Why doesn't auto-itera pick its own metric? By design. A metric the system picks for itself is a metric the system can drift toward — and "the model that scored highest on the metric the model designed" is exactly how teams accidentally ship +12% benchmark wins that regress 8% in production. Pre-registering the metric, threshold, and judge rubric BEFORE any data is sampled is the discipline that keeps the verdict trustworthy. The skill auto-designs the experimental execution (sampling, splits, variance trials, slicing, gating); you lock the evaluation criteria upfront. Splitting these responsibilities is what separates rigorous evaluation from automated self-confirmation.
Does this work with non-Claude models? Yes. The skill is model-agnostic — it tells Claude Code what discipline to enforce, but the arms you compare can be any models, any providers, any prompt / retrieval / architecture variants.

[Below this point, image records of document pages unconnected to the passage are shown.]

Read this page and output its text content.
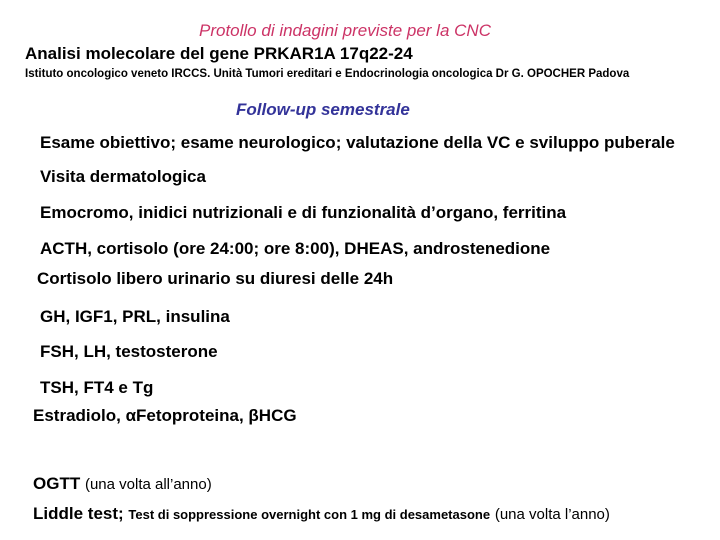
Protollo di indagini previste per la CNC
Analisi molecolare del gene PRKAR1A 17q22-24
Istituto oncologico veneto IRCCS. Unità Tumori ereditari e Endocrinologia oncologica Dr G. OPOCHER Padova
Follow-up semestrale
Esame obiettivo; esame neurologico; valutazione della VC e sviluppo puberale
Visita dermatologica
Emocromo, inidici nutrizionali e di funzionalità d’organo, ferritina
ACTH, cortisolo (ore 24:00; ore 8:00), DHEAS, androstenedione
Cortisolo libero urinario su diuresi delle 24h
GH, IGF1, PRL, insulina
FSH, LH, testosterone
TSH, FT4 e Tg
Estradiolo, αFetoproteina, βHCG
OGTT (una volta all’anno)
Liddle test; Test di soppressione overnight con 1 mg di desametasone (una volta l’anno)
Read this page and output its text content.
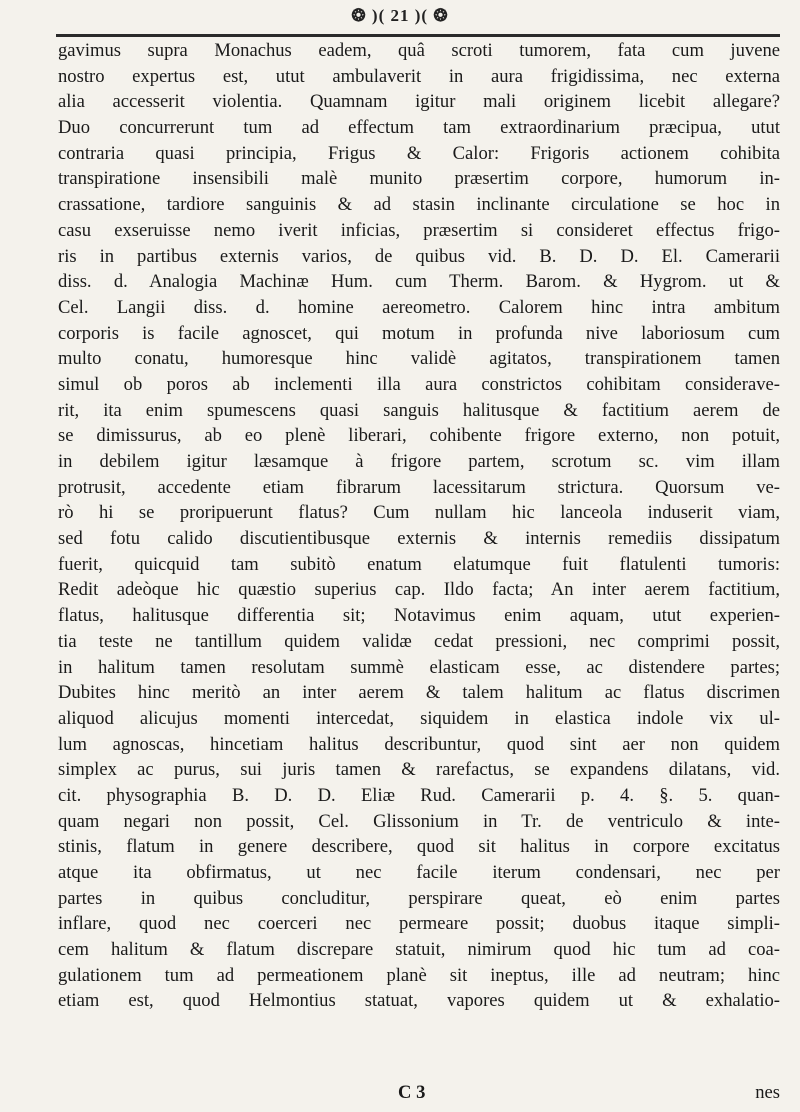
❂ )( 21 )( ❂
gavimus supra Monachus eadem, quâ scroti tumorem, fata cum juvene
nostro expertus est, utut ambulaverit in aura frigidissima, nec externa
alia accesserit violentia. Quamnam igitur mali originem licebit allegare?
Duo concurrerunt tum ad effectum tam extraordinarium præcipua, utut
contraria quasi principia, Frigus & Calor: Frigoris actionem cohibita
transpiratione insensibili malè munito præsertim corpore, humorum in-
crassatione, tardiore sanguinis & ad stasin inclinante circulatione se hoc in
casu exseruisse nemo iverit inficias, præsertim si consideret effectus frigo-
ris in partibus externis varios, de quibus vid. B. D. D. El. Camerarii
diss. d. Analogia Machinæ Hum. cum Therm. Barom. & Hygrom. ut &
Cel. Langii diss. d. homine aereometro. Calorem hinc intra ambitum
corporis is facile agnoscet, qui motum in profunda nive laboriosum cum
multo conatu, humoresque hinc validè agitatos, transpirationem tamen
simul ob poros ab inclementi illa aura constrictos cohibitam considerave-
rit, ita enim spumescens quasi sanguis halitusque & factitium aerem de
se dimissurus, ab eo plenè liberari, cohibente frigore externo, non potuit,
in debilem igitur læsamque à frigore partem, scrotum sc. vim illam
protrusit, accedente etiam fibrarum lacessitarum strictura. Quorsum ve-
rò hi se proripuerunt flatus? Cum nullam hic lanceola induserit viam,
sed fotu calido discutientibusque externis & internis remediis dissipatum
fuerit, quicquid tam subitò enatum elatumque fuit flatulenti tumoris:
Redit adeòque hic quæstio superius cap. Ildo facta; An inter aerem factitium,
flatus, halitusque differentia sit; Notavimus enim aquam, utut experien-
tia teste ne tantillum quidem validæ cedat pressioni, nec comprimi possit,
in halitum tamen resolutam summè elasticam esse, ac distendere partes;
Dubites hinc meritò an inter aerem & talem halitum ac flatus discrimen
aliquod alicujus momenti intercedat, siquidem in elastica indole vix ul-
lum agnoscas, hincetiam halitus describuntur, quod sint aer non quidem
simplex ac purus, sui juris tamen & rarefactus, se expandens dilatans, vid.
cit. physographia B. D. D. Eliæ Rud. Camerarii p. 4. §. 5. quan-
quam negari non possit, Cel. Glissonium in Tr. de ventriculo & inte-
stinis, flatum in genere describere, quod sit halitus in corpore excitatus
atque ita obfirmatus, ut nec facile iterum condensari, nec per
partes in quibus concluditur, perspirare queat, eò enim partes
inflare, quod nec coerceri nec permeare possit; duobus itaque simpli-
cem halitum & flatum discrepare statuit, nimirum quod hic tum ad coa-
gulationem tum ad permeationem planè sit ineptus, ille ad neutram; hinc
etiam est, quod Helmontius statuat, vapores quidem ut & exhalatio-
C 3	nes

Why a 3-iteration sprint cap, not a hard "stop at 3" rule? 3 is a working-memory cap — humans can't reliably attribute outcomes across more than ~3 simultaneous hypothesis edits inside a single sprint. But iteration itself isn't the enemy; un-audited iteration is. After each sprint, the generalization gate strips out dev-set memorization. If the gate passes and dev signal isn't saturated, you start a fresh sprint. Most decisions converge in 1–2 sprints. Past 3 sprints, the prior shifts toward "the gate is failing to catch dev-memorization" — and the right move is to audit the gate, not to keep iterating.
How is this different from a Jupyter notebook with matplotlib?
A notebook lets you do anything — including all the things that quietly bias your conclusion. auto-itera
makes the discipline mechanical: forbids peeking at test, forbids picking best-of-N on test, forbids moving the metric after the score, forbids skipping the generalization gate between sprints. The discipline is what you can't get from a notebook.
Can I use this on experiments I've already run?
Use it on the next decision. For already-run experiments where the test set was peeked at during debugging, the test set is contaminated for that question — reseal from fresh production data before running auto-itera
on it.
Does the chart helper require Python?
Yes. scripts/chart.py
and scripts/render-loop-diagram.py
use matplotlib via a PEP 723 inline-deps header — uv run
provisions an isolated env automatically; python3
works as fallback if matplotlib is already installed. The skill itself (the discipline + conclusion doc) works without Python.
Issues and PRs welcome. The highest-value contribution is a new entry to the Common Rationalizations table in SKILL.md from a real experience — the kind that ends "…and we shipped it, and then production regressed." Those are the stories the skill exists to prevent.